Recognizing excellence among faculty, staff and students
Ladiges wins Engineering scholarship
Julie Ladiges, working on a Master of Engineering Science degree in digital signal processing and hearing science, has won the 2010 AMEC Master’s Scholarship in Engineering.
Along with the $10,000 scholarship, she will receive an all-expense paid trip as a guest to the Canadian Engineering Memorial Foundation’s Annual Awards Luncheon in Vancouver May 28.
“The award is conditional on me giving two outreach presentations about engineering,” says Ladiges. “I plan to do one presentation in London and one in my former high school in Almonte, Ont. It will be an interactive demo where I make live recordings of the students playing instruments or singing/whistling and we look at and listen to the recordings to see how changing the sample rate affects the sound.”
New lessons in evolution
A team of the Biology Undergraduate Society (BUGS) won a national competition for helping to teach evolution to elementary school students.
To mark the 150th anniversary of the publication of “The Origin of Species” and Charles Darwin’s 200th birthday, The Vancouver Evolution Festival organized a competition designed to educate students in Grades K-12 about evolution.
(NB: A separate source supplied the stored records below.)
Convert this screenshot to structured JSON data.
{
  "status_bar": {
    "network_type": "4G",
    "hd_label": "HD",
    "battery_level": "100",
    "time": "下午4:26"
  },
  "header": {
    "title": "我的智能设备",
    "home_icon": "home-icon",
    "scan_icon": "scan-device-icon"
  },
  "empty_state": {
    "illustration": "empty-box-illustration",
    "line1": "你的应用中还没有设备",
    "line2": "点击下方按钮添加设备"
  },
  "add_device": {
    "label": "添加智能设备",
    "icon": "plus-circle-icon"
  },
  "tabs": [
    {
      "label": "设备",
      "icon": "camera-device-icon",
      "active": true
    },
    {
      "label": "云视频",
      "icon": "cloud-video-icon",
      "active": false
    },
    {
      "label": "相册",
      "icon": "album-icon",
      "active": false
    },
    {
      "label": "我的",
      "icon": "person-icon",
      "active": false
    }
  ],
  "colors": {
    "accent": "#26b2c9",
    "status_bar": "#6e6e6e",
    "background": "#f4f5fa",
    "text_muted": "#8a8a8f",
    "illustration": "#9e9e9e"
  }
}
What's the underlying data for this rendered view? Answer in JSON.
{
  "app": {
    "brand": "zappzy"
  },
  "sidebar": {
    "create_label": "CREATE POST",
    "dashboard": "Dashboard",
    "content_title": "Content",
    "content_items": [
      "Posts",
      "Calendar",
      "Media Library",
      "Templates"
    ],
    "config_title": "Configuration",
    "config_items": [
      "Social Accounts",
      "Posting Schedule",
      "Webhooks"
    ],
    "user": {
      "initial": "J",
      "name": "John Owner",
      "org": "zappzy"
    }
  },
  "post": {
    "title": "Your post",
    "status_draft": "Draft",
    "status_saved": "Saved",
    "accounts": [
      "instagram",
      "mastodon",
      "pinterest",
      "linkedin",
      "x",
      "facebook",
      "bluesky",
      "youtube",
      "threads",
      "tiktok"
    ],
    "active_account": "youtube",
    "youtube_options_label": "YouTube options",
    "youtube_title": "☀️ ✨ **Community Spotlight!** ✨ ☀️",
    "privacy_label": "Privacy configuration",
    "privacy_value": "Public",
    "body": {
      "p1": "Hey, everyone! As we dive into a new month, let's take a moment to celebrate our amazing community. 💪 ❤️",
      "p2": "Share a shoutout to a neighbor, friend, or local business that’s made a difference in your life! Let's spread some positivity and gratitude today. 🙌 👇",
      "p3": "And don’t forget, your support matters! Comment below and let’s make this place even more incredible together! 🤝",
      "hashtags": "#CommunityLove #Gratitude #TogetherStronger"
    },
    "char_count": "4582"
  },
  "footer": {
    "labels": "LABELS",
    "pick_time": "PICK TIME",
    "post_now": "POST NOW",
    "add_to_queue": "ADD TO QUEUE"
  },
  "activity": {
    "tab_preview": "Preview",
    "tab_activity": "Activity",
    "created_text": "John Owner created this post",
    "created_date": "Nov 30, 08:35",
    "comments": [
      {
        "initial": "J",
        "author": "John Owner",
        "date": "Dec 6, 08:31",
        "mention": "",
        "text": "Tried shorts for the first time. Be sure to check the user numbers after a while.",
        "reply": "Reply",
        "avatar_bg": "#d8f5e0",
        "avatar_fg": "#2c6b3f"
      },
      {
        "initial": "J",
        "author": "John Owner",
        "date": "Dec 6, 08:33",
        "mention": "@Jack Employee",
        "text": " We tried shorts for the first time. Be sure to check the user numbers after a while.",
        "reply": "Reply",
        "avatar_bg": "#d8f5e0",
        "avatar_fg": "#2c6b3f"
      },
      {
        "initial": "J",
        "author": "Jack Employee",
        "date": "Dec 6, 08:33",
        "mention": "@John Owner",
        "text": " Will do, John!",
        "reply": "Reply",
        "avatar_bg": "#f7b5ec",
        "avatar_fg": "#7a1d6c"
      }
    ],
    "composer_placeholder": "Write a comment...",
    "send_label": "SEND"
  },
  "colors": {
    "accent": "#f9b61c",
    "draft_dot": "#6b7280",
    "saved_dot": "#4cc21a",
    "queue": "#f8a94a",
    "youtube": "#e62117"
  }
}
Prior to making their competition submissions, BUGS tested their teachings on four classes of Grades 6-8 at two local schools, and developed an online evolution simulator.
BUGS submitted five proposals and won a first- and two third-place awards, totalling $750. A portion of the earnings is being donated to BUGS for future evolution outreach endeavours.
View the simulator at www.evolutionapplications.com.
Engineering student gets research travel ‘voucher’
Mechanical and Materials Engineering graduate student Brian Vermeire has a little more travel money thanks to a scholarship dedicated to supporting his studies abroad.
Vermeire is a recipient of the 2009 Canada Graduate Scholarships – Michael Smith Foreign Supplements provided by the Natural Sciences and Engineering Research Council of Canada, the Social Sciences and Humanities Research Council and the Canadian Institutes of Health Research to Canada Graduate Scholarship holders.
This scholarship supports high-calibre Canadian graduate students as they pursue exceptional research experiences at institutions outside of Canada.
There are 250 supplements available each year, valued at up to $6,000 each to help offset the cost of studying outside of Canada for a three- to six-month period, including travel, tuition and accommodation.
Student, faculty member receive nursing awards
Joyce McInerney, a professor at the Arthur Labatt Family School of Nursing, has received the Excellence in Teaching Award from the Council of Ontario University Programs in Nursing (COUPN).
The award adds to an already long list of teaching awards garnered over 30 years, for her impassioned teaching that is supported by practical experience in midwifery, intensive care, acute care, general surgery and community nursing.
In addition, at the student level, COUPN presented the Award for Excellence in Professional Nursing Practice at the Undergraduate Student Level to Deivi Gaitan for establishing the Latin American Nursing Student Initiative at Western to facilitate community development and promote global health education.
COUPN, an affiliate of the Council of Ontario Universities (COU), works in partnership with the Ministry of Health and Long-Term Care and the Ministry of Training, Colleges and Universities to deliver the highest quality nursing education to prepare students for practice and to support the province in meeting its human health resource needs.